Saturday, December 24, 2005

The Moral Hysteria of the Left

I’m strangely fascinated by the blog of Ellsworth Toohey -- er, I mean James Wolcott. The man can write. For nasty, stinging wit, you have to read Dorothy Parker to find his equal.

The how of his writing is brilliant, but the what that it serves is hard to take. Wolcott is often unpleasant, sometimes creepy. He can write an entire post that has no deeper point than to smear conservatives. This makes him a hero on the left. The triviality of the issue makes no difference; leftists cannot resist anything that makes conservatives look foolish.

Wolcott was unhappy with David Corn for being involved with Pajamas Media.


Does Corn really want to be associated with fun blogs like Little Green Footballs and Gates of Vienna ("At the siege of Vienna in 1683 Islam seemed poised to overrun Christian Europe. We are in a new phase of a very old war")? I guess he does, because he'll be appearing on a panel at Pajamas' gala conference in November in Manhattan, where Roger L. Simon and company will break out the ginger ale and announce their new monicker. Then everybody will adjourn to invade Syria, if they can arrange transportation.

And:


Corn is going to be seated at the Rainbow Room listening to keynote speaker Judy Miller justify her journalistic debauchery and his eyes will begin to wander the room, the faces of his fellow board members and new comrades swimming before him...

John Podhoretz...Roger L. Simon...Charles Johnson...Michael Barone...May...Ledeen...Glenn Reynolds...Mark Steyn...Larry Kudlow...Dr. Josef Mengele...the ghost of Roy Cohn, chewing on a chicken carcass...

And his soul will utter the silent cry, Sweet baby Moses, what have I got myself into?

It is a fascinating portal into the leftist mind. Wolcott thinks it's wrong for Corn to associate with right-wingers. Conservatives are not just mistaken, not just wrong, they are bad people. Wolcott has no problem lumping conservatives such as Michael Ledeen, Charles Johnson and Michael Barone with the famous Nazi, Dr. Josef Mengele.

What if a conservative writer, say James Lileks, joined a group of liberals such as Jeralyn Merritt, James Wolcott, James Carville, George Stephanopoulos, Duncan Black, Chris Bowers, Jerry Springer, Ana Marie Cox, Joshua Michael Marshall, Kevin Drum, Norman Mailer, Ramsey Clark, Katrina Vanden Heuvel and Al Franken? Would conservatives fear for James Lileks’s soul? Would they think it wrong for him to be in the same room with these people? No, not at all.

The left is in the grip of moral hysteria. They see their enemies as immoral and evil, way out of proportion to the facts. What has any conservative done to be smeared as a Nazi? Wolcott is highly intelligent, but he makes the association. Step into a fever swamp like Democratic Underground and you will see routine use of "Nazi" and "fascist."

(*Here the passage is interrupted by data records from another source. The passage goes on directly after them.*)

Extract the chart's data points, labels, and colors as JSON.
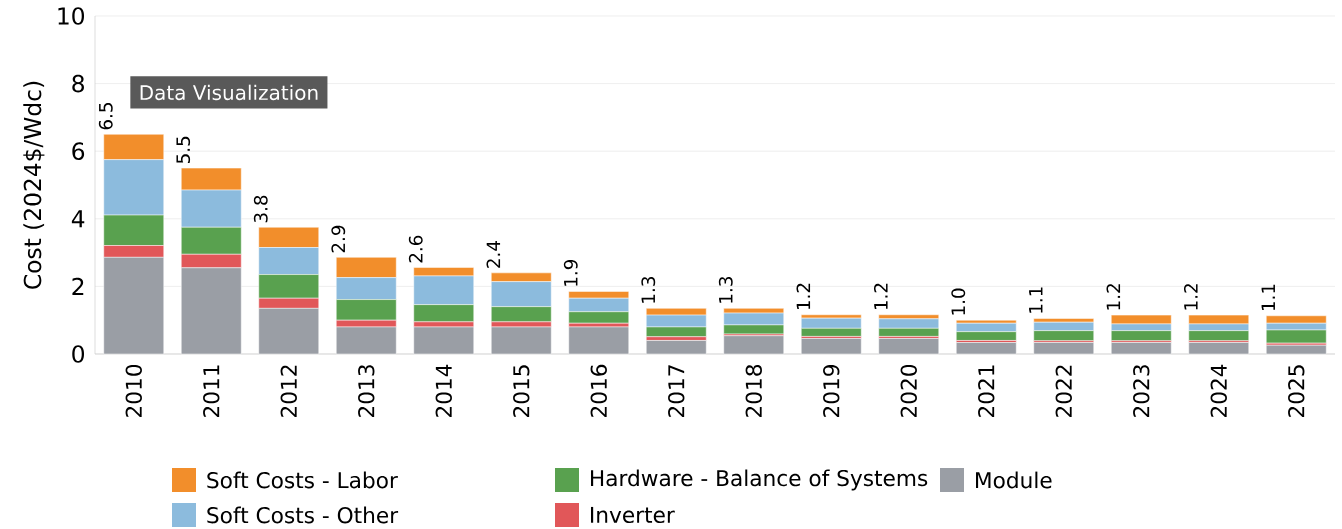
{
  "chart_data": {
    "type": "bar",
    "stacked": true,
    "ylabel": "Cost (2024$/Wdc)",
    "categories": [
      "2010",
      "2011",
      "2012",
      "2013",
      "2014",
      "2015",
      "2016",
      "2017",
      "2018",
      "2019",
      "2020",
      "2021",
      "2022",
      "2023",
      "2024",
      "2025"
    ],
    "series": [
      {
        "name": "Module",
        "color": "#9a9ea5",
        "values": [
          2.86,
          2.55,
          1.35,
          0.8,
          0.8,
          0.8,
          0.8,
          0.4,
          0.54,
          0.46,
          0.46,
          0.34,
          0.34,
          0.34,
          0.34,
          0.26
        ]
      },
      {
        "name": "Inverter",
        "color": "#e15759",
        "values": [
          0.35,
          0.4,
          0.3,
          0.2,
          0.15,
          0.15,
          0.11,
          0.11,
          0.05,
          0.06,
          0.06,
          0.06,
          0.05,
          0.05,
          0.05,
          0.06
        ]
      },
      {
        "name": "Hardware - Balance of Systems",
        "color": "#59a14f",
        "values": [
          0.9,
          0.8,
          0.7,
          0.61,
          0.51,
          0.45,
          0.34,
          0.29,
          0.27,
          0.24,
          0.24,
          0.26,
          0.3,
          0.3,
          0.3,
          0.39
        ]
      },
      {
        "name": "Soft Costs - Other",
        "color": "#8cbbdd",
        "values": [
          1.64,
          1.1,
          0.8,
          0.65,
          0.85,
          0.74,
          0.4,
          0.35,
          0.35,
          0.3,
          0.28,
          0.25,
          0.25,
          0.2,
          0.2,
          0.2
        ]
      },
      {
        "name": "Soft Costs - Labor",
        "color": "#f28e2b",
        "values": [
          0.75,
          0.65,
          0.6,
          0.6,
          0.25,
          0.26,
          0.2,
          0.2,
          0.14,
          0.1,
          0.12,
          0.09,
          0.11,
          0.26,
          0.26,
          0.22
        ]
      }
    ],
    "totals": [
      "6.5",
      "5.5",
      "3.8",
      "2.9",
      "2.6",
      "2.4",
      "1.9",
      "1.3",
      "1.3",
      "1.2",
      "1.2",
      "1.0",
      "1.1",
      "1.2",
      "1.2",
      "1.1"
    ],
    "ylim": [
      0,
      10
    ],
    "yticks": [
      0,
      2,
      4,
      6,
      8,
      10
    ],
    "grid": "y",
    "legend": "bottom",
    "annotations": [
      "Data Visualization"
    ]
  }
}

The left's morality is entirely tied up with their collectivist and statist politics. Leftists can feel sympathy toward a cold-blooded killer such as Tookie Williams, but feel moral revulsion toward a conservative such as Michael Ledeen. In issues of individual ethics, liberals are relativists; in political issues, they are as moralistic as a Baptist preacher. You can blow people to bits with a shotgun, but if you speak out against socialism, watch out!

Ayn Rand always understood the importance of morality in politics. She understood that the side that gains the moral high ground in any argument is the side that wins. (This is why the anti-abortion right is on the offensive: they argue morality, whereas the left mumbles half-hearted practical arguments about how women will die in back alley abortions.)

Aside from personal value issues such as abortion, leftists have an uncanny understanding of the importance of morality in politics. Conservatives, however, are relatively clueless here; they understand private morality, but don’t see the connection between capitalism and morality. For decades they have argued rings around liberals on economics, showing in a thousand different ways why capitalism is more efficient and practical than socialism -- and they have not convinced a single leftist. The left does not care if socialism is impractical as long as it is the right thing to do.

This is why Ayn Rand’s philosophy is so important. She provided the first moral defense of capitalism. She showed that capitalism is the system that protects individual rights, the only system proper to man’s nature as a being whose life depends on the pursuit of rational self-interest.

UPDATE: I rewrote this post for clarity.